Russo and Greg Hall’s script is sound enough, springing a couple moderate later surprises to good effect, though to American ears, some dialogue may get lost in thick working-class accents. But the primary strengths here lie in Barantini’s handling and his strong cast, which bring a lot of no-nonsense conviction to material that might easily have translated as a bit second-hand.
“Villain” (which has no relation to the 1971 Brit gangster film of the same title, which gave Richard Burton his nastiest screen role) is brisk yet flavorful, gritty even when stylish, its occasional plot-logic leap smoothed over by a tone that deftly balances a resigned good humor with violent threat — a mix key to Eddie’s character. He refuses to assume a tragic grandeur, even as fate bends in that direction. When the modest hopes he has for a normal life are dashed, he applies himself to the rather grisly business of a forced alternative without batting an eye. (We learn little about his criminal past, but at one point it becomes very clear he’s had prior experience in disposing of corpses.)
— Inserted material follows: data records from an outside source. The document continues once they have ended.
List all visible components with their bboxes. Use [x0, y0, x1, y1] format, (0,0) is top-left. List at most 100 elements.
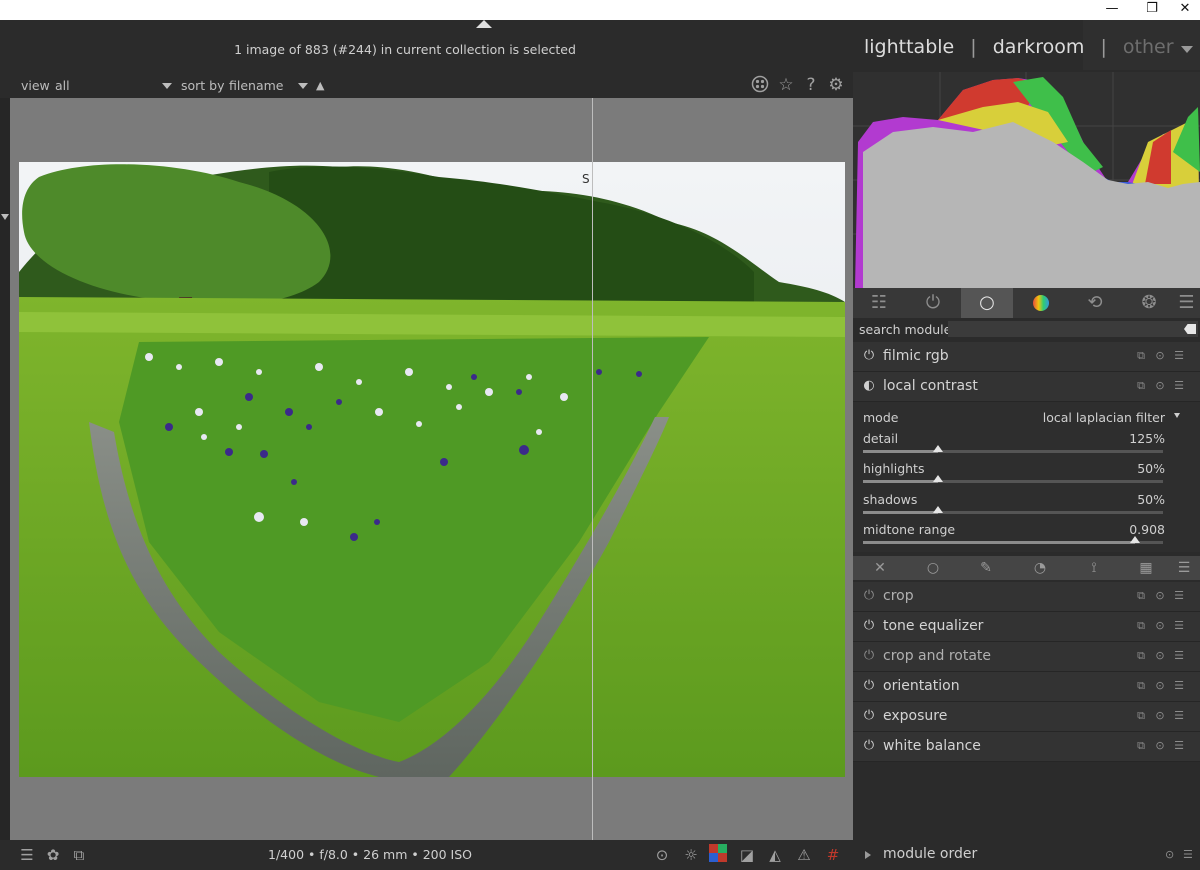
- parametric-mask-icon[interactable]: ◔: [1029, 558, 1051, 578]
- mode-select[interactable]: local laplacian filter: [1043, 410, 1165, 425]
- multi-instance-icon[interactable]: ⧉: [1134, 619, 1148, 633]
- shadows-slider[interactable]: [863, 506, 1163, 514]
- collapse-top-panel-icon[interactable]: [476, 20, 492, 28]
- module-white-balance[interactable]: ⏻ white balance ⧉ ⊙ ☰: [853, 732, 1200, 762]
- chevron-down-icon[interactable]: [298, 83, 308, 89]
- reset-icon[interactable]: ⊙: [1165, 848, 1174, 861]
- module-orientation[interactable]: ⏻ orientation ⧉ ⊙ ☰: [853, 672, 1200, 702]
- drawn-mask-icon[interactable]: ✎: [975, 558, 997, 578]
- before-after-split-line[interactable]: [592, 98, 593, 840]
- restore-button[interactable]: ❐: [1137, 0, 1167, 20]
- warning-icon[interactable]: ⚠: [793, 844, 815, 866]
- settings-icon[interactable]: ⚙: [826, 75, 846, 95]
- mode-label: mode: [863, 410, 899, 425]
- color-group-icon[interactable]: [1015, 288, 1067, 318]
- sort-select[interactable]: filename: [229, 78, 284, 93]
- view-lighttable[interactable]: lighttable: [864, 36, 954, 58]
- star-icon[interactable]: ☆: [776, 75, 796, 95]
- reset-icon[interactable]: ⊙: [1153, 589, 1167, 603]
- chevron-right-icon[interactable]: [865, 851, 871, 859]
- presets-icon[interactable]: ☰: [1172, 349, 1186, 363]
- multi-instance-icon[interactable]: ⧉: [1134, 739, 1148, 753]
- view-filter-select[interactable]: all: [55, 78, 70, 93]
- power-icon[interactable]: ⏻: [862, 739, 876, 753]
- power-icon[interactable]: ⏻: [862, 349, 876, 363]
- highlights-slider[interactable]: [863, 475, 1163, 483]
- menu-icon[interactable]: ☰: [1173, 288, 1200, 318]
- multi-instance-icon[interactable]: ⧉: [1134, 379, 1148, 393]
- chevron-down-icon[interactable]: [162, 83, 172, 89]
- search-module-input[interactable]: [948, 321, 1198, 337]
- color-assessment-icon[interactable]: [707, 844, 729, 866]
- slider-handle[interactable]: [933, 445, 943, 452]
- minimize-button[interactable]: —: [1097, 0, 1127, 20]
- multi-instance-icon[interactable]: ⧉: [1134, 649, 1148, 663]
- presets-icon[interactable]: ☰: [1172, 709, 1186, 723]
- effect-group-icon[interactable]: ❂: [1123, 288, 1175, 318]
- module-tone-equalizer[interactable]: ⏻ tone equalizer ⧉ ⊙ ☰: [853, 612, 1200, 642]
- power-icon[interactable]: ⏻: [862, 589, 876, 603]
- multi-instance-icon[interactable]: ⧉: [1134, 589, 1148, 603]
- reset-icon[interactable]: ⊙: [1153, 379, 1167, 393]
- reset-icon[interactable]: ⊙: [1153, 709, 1167, 723]
- edited-photo[interactable]: [19, 162, 845, 777]
- presets-icon[interactable]: ☰: [1172, 739, 1186, 753]
- guides-icon[interactable]: #: [822, 844, 844, 866]
- sort-direction-toggle[interactable]: ▲: [316, 79, 324, 92]
- blend-off-icon[interactable]: ✕: [869, 558, 891, 578]
- base-group-icon[interactable]: ○: [961, 288, 1013, 318]
- power-icon[interactable]: ⏻: [862, 679, 876, 693]
- clipping-icon[interactable]: ◪: [736, 844, 758, 866]
- module-exposure[interactable]: ⏻ exposure ⧉ ⊙ ☰: [853, 702, 1200, 732]
- correct-group-icon[interactable]: ⟲: [1069, 288, 1121, 318]
- multi-instance-icon[interactable]: ⧉: [1134, 349, 1148, 363]
- multi-instance-icon[interactable]: ⧉: [1134, 709, 1148, 723]
- chevron-down-icon[interactable]: [1181, 46, 1193, 53]
- presets-icon[interactable]: ☰: [1172, 619, 1186, 633]
- presets-icon[interactable]: ☰: [1183, 848, 1193, 861]
- slider-handle[interactable]: [933, 506, 943, 513]
- multi-instance-icon[interactable]: ⧉: [1134, 679, 1148, 693]
- blend-menu-icon[interactable]: ☰: [1173, 558, 1195, 578]
- quick-access-icon[interactable]: ☷: [853, 288, 905, 318]
- presets-icon[interactable]: ☰: [1172, 679, 1186, 693]
- view-other[interactable]: other: [1123, 36, 1174, 58]
- detail-slider[interactable]: [863, 445, 1163, 453]
- module-order-section[interactable]: module order ⊙ ☰: [853, 840, 1200, 870]
- module-filmic-rgb[interactable]: ⏻ filmic rgb ⧉ ⊙ ☰: [853, 342, 1200, 372]
- drawn-parametric-mask-icon[interactable]: ⟟: [1083, 558, 1105, 578]
- power-icon[interactable]: ◐: [862, 379, 876, 393]
- expand-left-panel-icon[interactable]: [1, 214, 9, 220]
- active-modules-icon[interactable]: ⏻: [907, 288, 959, 318]
- module-local-contrast[interactable]: ◐ local contrast ⧉ ⊙ ☰: [853, 372, 1200, 402]
- raster-mask-icon[interactable]: ▦: [1135, 558, 1157, 578]
- reset-icon[interactable]: ⊙: [1153, 649, 1167, 663]
- module-crop-and-rotate[interactable]: ⏻ crop and rotate ⧉ ⊙ ☰: [853, 642, 1200, 672]
- close-button[interactable]: ✕: [1170, 0, 1200, 20]
- reset-icon[interactable]: ⊙: [1153, 619, 1167, 633]
- focus-peaking-icon[interactable]: ⊙: [651, 844, 673, 866]
- presets-icon[interactable]: ☰: [1172, 379, 1186, 393]
- presets-icon[interactable]: ☰: [1172, 589, 1186, 603]
- gamut-check-icon[interactable]: ◭: [764, 844, 786, 866]
- grouping-icon[interactable]: [750, 75, 770, 95]
- view-darkroom[interactable]: darkroom: [993, 36, 1085, 58]
- histogram[interactable]: [853, 72, 1200, 288]
- slider-handle[interactable]: [1130, 536, 1141, 543]
- midtone-range-slider[interactable]: [863, 536, 1163, 544]
- reset-icon[interactable]: ⊙: [1153, 349, 1167, 363]
- view-filter-label: view: [21, 78, 50, 93]
- power-icon[interactable]: ⏻: [862, 649, 876, 663]
- reset-icon[interactable]: ⊙: [1153, 739, 1167, 753]
- reset-icon[interactable]: ⊙: [1153, 679, 1167, 693]
- power-icon[interactable]: ⏻: [862, 619, 876, 633]
- slider-handle[interactable]: [933, 475, 943, 482]
- module-crop[interactable]: ⏻ crop ⧉ ⊙ ☰: [853, 582, 1200, 612]
- bulb-icon[interactable]: ☼: [680, 844, 702, 866]
- chevron-down-icon[interactable]: [1174, 413, 1180, 418]
- help-icon[interactable]: ?: [801, 75, 821, 95]
- presets-icon[interactable]: ☰: [1172, 649, 1186, 663]
- exif-info: 1/400 • f/8.0 • 26 mm • 200 ISO: [268, 847, 472, 862]
- power-icon[interactable]: ⏻: [862, 709, 876, 723]
- uniform-blend-icon[interactable]: ○: [922, 558, 944, 578]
Fairbrass communicates all this while seeming to do very little — like a large wild animal, Eddie’s stillness only underlines his readiness to pounce — while Russo is equally fine as Sean, who’s as fundamentally weak as his brother is strong. There isn’t a weak link among the supporting players, all of whom lend potentially stereotypical roles a convincingly lived-in feel.
The production is nicely handled on all other fronts, with particularly valuable contributions from DP Matthew Lewis’ selectively bold (but never ostentatious) compositions, Aimee Meek’s thoughtful production design, and an effectively restrained score by David Ridley and Aaron May.